Mancher Müll bleibt liegen

In der Regel würden die Kollegen aber den Sperrmüll mitnehmen und die anderen Stoffe zurücklassen, so die Sprecherin. Bei den Siedlungsabfuhren würde dann die zuständige Wohnungsbaugesellschaft informiert, damit die Schadstoffe anderweitig entsorgt werden. Bei privaten Sperrmüllanmeldungen bekommt die Person eine entsprechende Mitteilung, die den Sperrmüll angemeldet hat.

Weil nicht nur die Anwohner:innen den Sperrmüll aufhäufen, sondern nicht selten auch Fremde in Nacht- und Nebelaktionen etwas dazustellen, empfiehlt die FES, erst am Tag der Abholung den Sperrmüll vors Haus zu stellen.

Häufig seien auch zugestellte Zugangswege zu den Sperrmüllhaufen ein Problem. Manchmal können die FES-Müllfahrzeuge auch einfach nicht parken. Gerade in diesem Fall würden die Sammelteams aber wiederkommen und schauen, ob sich die Parksituation für die Fahrzeuge geändert habe.

Bei den Sperrmüllkäfigen kann die Gefahr bestehen, dass der Sperrmüll zu abenteuerlich gestapelt wird und dann die Gesundheit der FES-Mitarbeiter gefährdet ist, wenn sie den Müllberg abtragen. Dann bleibt der Müll durchaus zurück.

Im Fall des eingezäunten Sperrmüllplatzes in der Niederbornstraße, sagt die FES, war eine Leerung erfolgt. Allerdings stand bereits kurze Zeit später wieder Sperrmüll im Käfig, der dann wohl beanstandet wurde. In allen drei geschilderten Fällen reagierte die FES allerdings zeitnah und holte den Sperrmüll noch vor Erscheinen dieses Artikels ab.

„Wir haben uns regelmäßig mit den Wohnungsbaugesellschaften in großen Runden getroffen und über Verbesserungen bei der Sperrmüllsammlung gesprochen“, sagt die Sprecherin. Durch Corona sei dies aber vernachlässigt worden. Vonseiten der FES wolle man diese Runden jetzt gern wieder aufleben lassen, um den Service, aber auch das Verhalten der Anwohner:innen zu verbessern.
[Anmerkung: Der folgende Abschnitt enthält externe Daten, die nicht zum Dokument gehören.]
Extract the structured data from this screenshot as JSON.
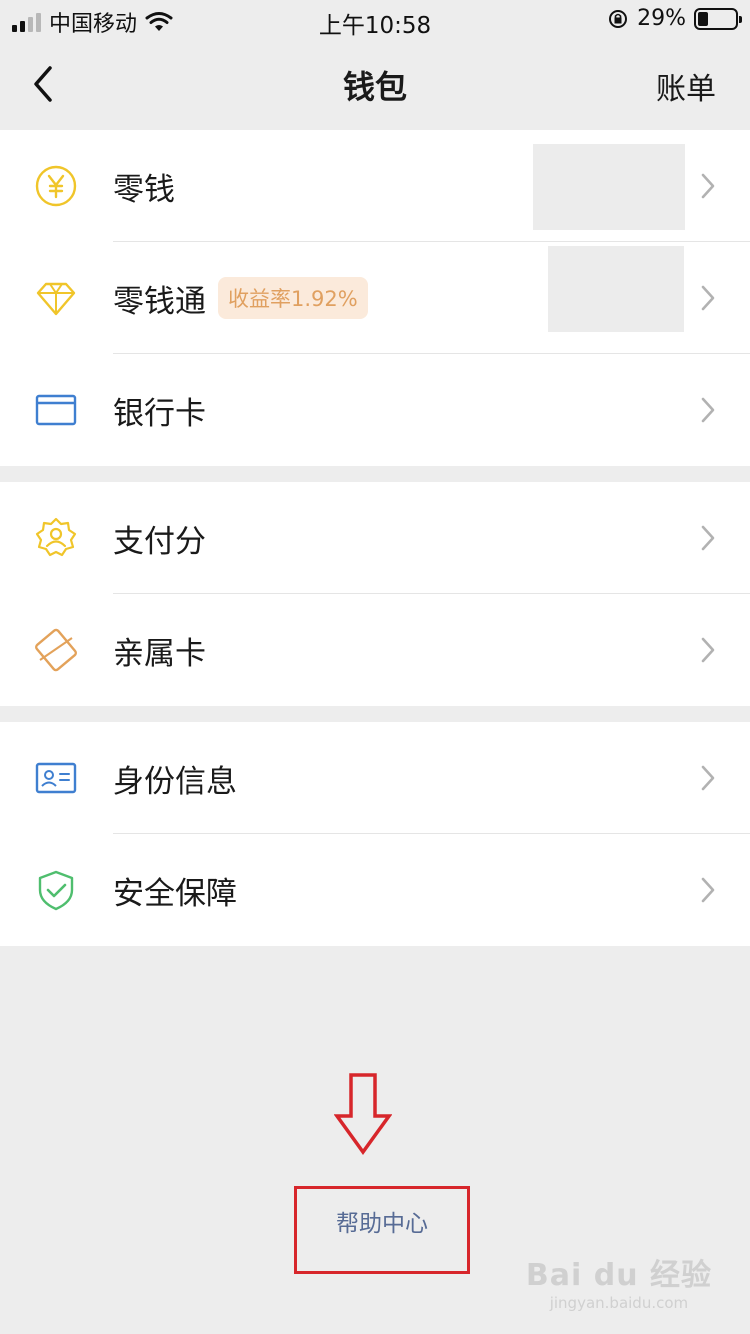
{
  "status_bar": {
    "carrier": "中国移动",
    "time": "上午10:58",
    "battery_percent": "29%",
    "battery_level": 0.29,
    "signal_icon": "signal-icon",
    "wifi_icon": "wifi-icon",
    "rotation_lock_icon": "rotation-lock-icon"
  },
  "nav": {
    "title": "钱包",
    "right_label": "账单",
    "back_icon": "chevron-left-icon"
  },
  "groups": [
    {
      "items": [
        {
          "label": "零钱",
          "icon": "yuan-coin-icon",
          "color": "#f0c52a"
        },
        {
          "label": "零钱通",
          "badge": "收益率1.92%",
          "icon": "diamond-icon",
          "color": "#f0c52a"
        },
        {
          "label": "银行卡",
          "icon": "card-icon",
          "color": "#3f7fd0"
        }
      ]
    },
    {
      "items": [
        {
          "label": "支付分",
          "icon": "badge-person-icon",
          "color": "#f0c52a"
        },
        {
          "label": "亲属卡",
          "icon": "family-card-icon",
          "color": "#e3a25a"
        }
      ]
    },
    {
      "items": [
        {
          "label": "身份信息",
          "icon": "id-card-icon",
          "color": "#3f7fd0"
        },
        {
          "label": "安全保障",
          "icon": "shield-check-icon",
          "color": "#4fbe6e"
        }
      ]
    }
  ],
  "help": {
    "label": "帮助中心",
    "annotation_color": "#d7262b",
    "link_color": "#576b95"
  },
  "watermark": {
    "main": "Bai du 经验",
    "sub": "jingyan.baidu.com"
  }
}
Generell gehe es der FES darum, die Bürgerinnen und Bürger für die Problematik zu sensibilisieren. „Es wäre traumhaft, wenn der Sperrmüll bereits in drei Teile aufgeteilt wäre: Elektrogeräte, Metall und Holz sowie ein Haufen für den Rest.“ Das würde die Arbeit der FES-Männer und -Frauen gleich einfacher machen.

Beschwerden und Anregungen nimmt die FES unter ihrer Servicehotline Telefon 0800 / 200 800 710 entgegen.